Created attachment 14242 [details]
More debug of the object/attributes in question

I noticed a problem when taking a clone of a Windows 2012 DC - modifying multiple attributes in the same operation can fail on the resulting DB. I initially noticed this running dbcheck after a rename, however, the problem is unrelated to the rename work.

Cloning a Samba DC appeared to be OK. The problem seems that the attributes are stored in the DB in the wrong order - this may potentially be a Samba-Windows interop issue during the DRS. The attribute in question is also specific to the 2012 schema, although I'm not sure if that is relevant.

Reproduction:
1. Take a clone of a Windows 2012R2 DC (presumably this problem could occur for joins as well). E.g.

bin/samba-tool drs clone-dc-database blah --server=192.168.122.197 -UAdministrator%penguin12#  --targetdir=/tmp/clone

2. Check the msDS-MembersOfResourcePropertyList attributes for the 'Global Resource Property List' object. I'm not 100% certain, but it looks like the attributes might appear in the incorrect GUID order (you might want to double-check the MS AD specs to confirm the expected sort order). E.g.

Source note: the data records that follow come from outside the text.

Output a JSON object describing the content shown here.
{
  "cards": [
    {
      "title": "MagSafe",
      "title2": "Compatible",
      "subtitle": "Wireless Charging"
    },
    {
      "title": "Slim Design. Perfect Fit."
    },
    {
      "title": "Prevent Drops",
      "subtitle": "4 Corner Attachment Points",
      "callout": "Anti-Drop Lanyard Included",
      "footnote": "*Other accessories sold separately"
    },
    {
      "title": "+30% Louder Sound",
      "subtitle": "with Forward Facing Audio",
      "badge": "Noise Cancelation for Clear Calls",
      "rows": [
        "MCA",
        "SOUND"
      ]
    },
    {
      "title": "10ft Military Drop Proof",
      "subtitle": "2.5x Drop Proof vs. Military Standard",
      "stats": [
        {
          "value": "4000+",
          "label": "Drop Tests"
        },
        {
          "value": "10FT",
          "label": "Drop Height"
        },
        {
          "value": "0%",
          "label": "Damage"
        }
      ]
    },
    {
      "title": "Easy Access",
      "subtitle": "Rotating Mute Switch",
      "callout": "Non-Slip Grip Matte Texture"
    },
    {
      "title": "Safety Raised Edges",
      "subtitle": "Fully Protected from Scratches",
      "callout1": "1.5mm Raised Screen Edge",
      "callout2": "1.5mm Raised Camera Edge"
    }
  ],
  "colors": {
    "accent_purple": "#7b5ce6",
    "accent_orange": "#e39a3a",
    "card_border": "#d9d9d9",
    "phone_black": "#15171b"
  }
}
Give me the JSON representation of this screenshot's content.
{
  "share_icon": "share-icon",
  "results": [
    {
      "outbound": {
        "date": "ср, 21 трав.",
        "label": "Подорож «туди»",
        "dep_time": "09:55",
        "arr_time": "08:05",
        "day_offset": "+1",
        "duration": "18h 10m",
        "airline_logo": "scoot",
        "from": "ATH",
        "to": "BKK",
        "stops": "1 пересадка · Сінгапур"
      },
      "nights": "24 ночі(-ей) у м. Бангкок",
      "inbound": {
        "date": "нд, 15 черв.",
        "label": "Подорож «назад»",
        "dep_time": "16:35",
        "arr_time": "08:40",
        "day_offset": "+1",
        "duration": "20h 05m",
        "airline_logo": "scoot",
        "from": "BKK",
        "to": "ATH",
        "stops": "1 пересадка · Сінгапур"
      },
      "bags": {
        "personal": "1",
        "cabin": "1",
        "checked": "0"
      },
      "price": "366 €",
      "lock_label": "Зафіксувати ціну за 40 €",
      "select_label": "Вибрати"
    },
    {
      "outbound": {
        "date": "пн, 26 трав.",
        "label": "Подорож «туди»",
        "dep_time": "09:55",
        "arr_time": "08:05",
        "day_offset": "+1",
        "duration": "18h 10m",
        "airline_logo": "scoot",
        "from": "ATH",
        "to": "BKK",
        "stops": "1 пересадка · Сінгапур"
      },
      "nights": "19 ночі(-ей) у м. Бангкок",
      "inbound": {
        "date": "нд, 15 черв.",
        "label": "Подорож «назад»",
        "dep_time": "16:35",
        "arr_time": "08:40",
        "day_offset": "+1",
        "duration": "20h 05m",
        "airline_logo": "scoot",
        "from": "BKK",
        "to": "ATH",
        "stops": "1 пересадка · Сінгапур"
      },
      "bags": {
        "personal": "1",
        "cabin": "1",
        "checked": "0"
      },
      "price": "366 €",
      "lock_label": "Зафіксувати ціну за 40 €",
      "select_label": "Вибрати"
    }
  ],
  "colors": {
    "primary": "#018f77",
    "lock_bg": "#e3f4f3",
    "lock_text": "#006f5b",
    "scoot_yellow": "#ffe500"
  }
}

bin/ldbsearch -H /tmp/clone/private/sam.ldb --cross-ncs '(CN=Global Resource Property List)' --extended-dn

3. Try to modify multiple attributes for the CN=Global Resource Property List object in one operation. Trying to delete the first 3 attributes seems to work for me. E.g.

sudo bin/ldbmodify -H /tmp/clone/private/sam.ldb 
dn: <GUID=03c21b08-a06f-4c22-9be4-7a19cd324e1c>;CN=Global Resource Property List,CN=Resource Property Lists,CN=Claims Configuration,CN=Services,CN=Configuration,DC=WINDOWS2012R2,DC=WIN,DC=TIM,DC=WGTN,DC=CAT-IT,DC=CO,DC=NZ
changetype: modify
delete: msDS-MembersOfResourcePropertyList
msDS-MembersOfResourcePropertyList: <GUID=78321038-e254-4050-b421-989c18601f09
 >;CN=PII_MS,CN=Resource Properties,CN=Claims Configuration,CN=Services,CN=Con
 figuration,DC=WINDOWS2012R2,DC=WIN,DC=TIM,DC=WGTN,DC=CAT-IT,DC=CO,DC=NZ
-
delete: msDS-MembersOfResourcePropertyList
msDS-MembersOfResourcePropertyList: <GUID=2753f709-f6ad-419d-9278-5e02e5c46c1d
 >;CN=ProtectedHealthInformation_MS,CN=Resource Properties,CN=Claims Configura
 tion,CN=Services,CN=Configuration,DC=WINDOWS2012R2,DC=WIN,DC=TIM,DC=WGTN,DC=C
 AT-IT,DC=CO,DC=NZ
-
delete: msDS-MembersOfResourcePropertyList
msDS-MembersOfResourcePropertyList: <GUID=cdd76a78-de8f-4bf9-8e16-d59bdaaac023
 >;CN=RequiredClearance_MS,CN=Resource Properties,CN=Claims Configuration,CN=S
 ervices,CN=Configuration,DC=WINDOWS2012R2,DC=WIN,DC=TIM,DC=WGTN,DC=CAT-IT,DC=
 CO,DC=NZ
-
ERR: (No such attribute) "Attribute msDS-MembersOfResourcePropertyList doesn't exist for target GUID cdd76a78-de8f-4bf9-8e16-d59bdaaac023" on DN CN=Global Resource Property List,CN=Resource Property Lists,CN=Claims Configuration,CN=Services,CN=Configuration,DC=WINDOWS2012R2,DC=WIN,DC=TIM,DC=WGTN,DC=CAT-IT,DC=CO,DC=NZ at block before line 19
Modify failed after processing 0 records

When the problem occurs, I get the above error complaining that it can't find one of the attributes. However, ldbsearch shows that the attribute exists. And doing the same modify operations one at a time works.

In the code the failure is the parsed_dn_find() lookup in replmd_modify_la_delete(). The lookup is doing a binary search, and although the attribute is present, the attributes don't appear to be in the correct order, so it doesn't find the attribute. We think the incorrect ordering means the binary search traverses the attributes in a somewhat unpredictable order. Presumably modifying a single attribute could also fail, if you picked the right attribute.

Tested against master HEAD 5d4f2294c9eeec31f9d0.